Using outside sources to help establish an OPSEC program
There has been a lot of talk (including advertisements) from the government in the past month or so about protecting information. For those of us who do this sort of thing for a living, what they are talking about is having companies put an OPSEC program in place.
The sad fact is that OPSEC is an area about which many executives know nothing, and, in most cases, their security staff doesn’t know much more. This is, neither a surprise nor unexpected: Until now OPSEC hasn’t made much of an impact on most corporations because loss of information has not seemed terribly critical. And this is precisely why it is reasonable for companies to turn to professionals such as LUBRINCO to help them establish an OPSEC program.
Although this has worked out well for most of our clients, we occasionally run across security departments that can’t bring themselves to admit that there are things outside their ken, and don’t see this as an opportunity to expand their area of competence. This is, of course, silly, as most managers recognize that certain specialized knowledge need not actually be available in-house. Even large financial institutions with competent domestic due diligence expertise have no problem turning to us for financial investigations abroad, where they are weak, and VPs of finance have no problem going to tax specialists for tax advice. There may also be a needless fear that we will make them look bad or displace them, which is patently absurd; professional outside security assessments, like any other service a company contracts for, are carried out by professionals with a special level of expertise, who are hired to provide a specific service, to provide some follow-on work, and to then move on. We are not set up for, nor are we interested in running a dayto- day security department, and it is to our benefit to make our peers look good so that they can work more fruitfully with their organizations.

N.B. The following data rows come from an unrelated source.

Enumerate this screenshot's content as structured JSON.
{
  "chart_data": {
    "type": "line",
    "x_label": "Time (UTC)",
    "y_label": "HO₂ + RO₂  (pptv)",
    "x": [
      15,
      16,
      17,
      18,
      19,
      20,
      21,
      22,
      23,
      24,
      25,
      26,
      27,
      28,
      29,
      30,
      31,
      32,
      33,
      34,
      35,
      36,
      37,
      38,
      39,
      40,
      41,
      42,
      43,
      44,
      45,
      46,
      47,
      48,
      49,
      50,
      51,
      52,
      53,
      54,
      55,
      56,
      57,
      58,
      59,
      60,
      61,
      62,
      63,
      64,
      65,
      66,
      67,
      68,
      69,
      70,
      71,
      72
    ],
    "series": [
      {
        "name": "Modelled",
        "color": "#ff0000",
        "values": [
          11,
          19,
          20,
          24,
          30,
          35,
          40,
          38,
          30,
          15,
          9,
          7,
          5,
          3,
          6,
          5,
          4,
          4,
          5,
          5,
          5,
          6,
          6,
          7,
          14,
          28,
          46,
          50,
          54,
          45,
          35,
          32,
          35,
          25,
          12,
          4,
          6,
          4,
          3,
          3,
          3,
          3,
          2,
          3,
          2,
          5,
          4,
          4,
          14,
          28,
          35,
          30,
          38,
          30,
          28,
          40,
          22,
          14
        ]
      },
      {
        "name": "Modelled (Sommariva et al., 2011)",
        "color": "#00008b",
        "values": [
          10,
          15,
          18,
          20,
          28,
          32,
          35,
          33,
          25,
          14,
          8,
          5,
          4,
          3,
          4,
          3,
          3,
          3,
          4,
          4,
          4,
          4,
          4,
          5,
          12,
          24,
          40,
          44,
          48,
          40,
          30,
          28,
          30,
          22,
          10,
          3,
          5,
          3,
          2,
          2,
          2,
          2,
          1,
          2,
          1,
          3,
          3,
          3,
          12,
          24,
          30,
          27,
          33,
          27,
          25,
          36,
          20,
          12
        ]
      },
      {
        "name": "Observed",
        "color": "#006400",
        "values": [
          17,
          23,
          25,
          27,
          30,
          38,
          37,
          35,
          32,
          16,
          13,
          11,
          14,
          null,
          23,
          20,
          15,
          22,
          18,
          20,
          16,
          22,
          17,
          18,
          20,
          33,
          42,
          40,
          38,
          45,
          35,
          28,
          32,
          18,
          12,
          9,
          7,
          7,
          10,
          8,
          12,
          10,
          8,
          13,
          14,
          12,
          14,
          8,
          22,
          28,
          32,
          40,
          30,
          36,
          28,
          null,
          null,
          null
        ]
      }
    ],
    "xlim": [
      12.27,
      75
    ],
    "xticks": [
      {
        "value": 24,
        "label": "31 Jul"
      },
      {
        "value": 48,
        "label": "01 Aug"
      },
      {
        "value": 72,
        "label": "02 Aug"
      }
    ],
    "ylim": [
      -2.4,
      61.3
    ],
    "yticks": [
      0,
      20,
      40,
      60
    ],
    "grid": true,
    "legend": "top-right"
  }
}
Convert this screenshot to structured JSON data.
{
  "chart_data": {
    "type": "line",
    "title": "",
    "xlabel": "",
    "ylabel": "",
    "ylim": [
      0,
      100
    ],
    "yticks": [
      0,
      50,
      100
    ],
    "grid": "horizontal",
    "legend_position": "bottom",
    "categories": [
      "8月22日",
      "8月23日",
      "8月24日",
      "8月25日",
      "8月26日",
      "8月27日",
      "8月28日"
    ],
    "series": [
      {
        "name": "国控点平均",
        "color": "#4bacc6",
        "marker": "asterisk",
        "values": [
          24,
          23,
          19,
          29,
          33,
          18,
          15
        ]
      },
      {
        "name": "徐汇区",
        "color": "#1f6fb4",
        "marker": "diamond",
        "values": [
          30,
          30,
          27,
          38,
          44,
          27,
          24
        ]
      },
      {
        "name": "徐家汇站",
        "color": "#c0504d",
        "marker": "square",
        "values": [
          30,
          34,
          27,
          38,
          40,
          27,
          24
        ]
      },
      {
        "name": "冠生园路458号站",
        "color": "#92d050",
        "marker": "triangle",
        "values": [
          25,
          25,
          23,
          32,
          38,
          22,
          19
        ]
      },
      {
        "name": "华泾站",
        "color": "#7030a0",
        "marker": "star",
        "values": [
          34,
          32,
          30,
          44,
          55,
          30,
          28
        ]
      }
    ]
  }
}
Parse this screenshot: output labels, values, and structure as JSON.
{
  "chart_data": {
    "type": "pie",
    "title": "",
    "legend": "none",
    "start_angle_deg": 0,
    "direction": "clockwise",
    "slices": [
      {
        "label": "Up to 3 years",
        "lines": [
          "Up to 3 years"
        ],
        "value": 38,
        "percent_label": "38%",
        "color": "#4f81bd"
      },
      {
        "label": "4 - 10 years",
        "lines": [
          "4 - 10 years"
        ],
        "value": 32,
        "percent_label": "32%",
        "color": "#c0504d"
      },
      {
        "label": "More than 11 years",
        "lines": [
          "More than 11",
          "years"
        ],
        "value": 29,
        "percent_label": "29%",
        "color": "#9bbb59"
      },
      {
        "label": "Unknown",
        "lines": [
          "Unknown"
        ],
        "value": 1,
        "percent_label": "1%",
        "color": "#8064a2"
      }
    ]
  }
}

As an example of how things can go badly, we recently met with a management team to discuss OPSEC. Things were going fairly well until their security director showed up. He assured management that OPSEC was appropriate for the Feds (true), but not for private enterprise (not true). The meeting broke up shortly thereafter. We were surprised at his attitude, as he was not saying he could and would do the work himself (which we could have understood), but that this issue, which management believed to be critical, shouldn’t be addressed at all.
Not long after that we got a call asking if we could have another meeting, this time without the security manager. This is not good for any of the players. It is not good for the company because it is not productive for them to be bypassing their security manager. It is not good for the security manager to be bypassed. It is absolutely the worst position for us, not merely because we don’t like to end-run our peers in security, but also because we don’t like to help implement programs that are doomed to fail because of a lack of support from one of the key players.
The moral of this is not that this security director is a bad person (which he undoubtedly is not), but, rather, that professionals need to recognize the limits of their expertise (we ourselves only handle a few highly specialized areas, and make no claim to being a full-service protective firm), and be prepared to either bring in the resources needed to get the job done while they learn, or to develop them in advance if it would be a cost effective way to fulfill a new, but ongoing, need.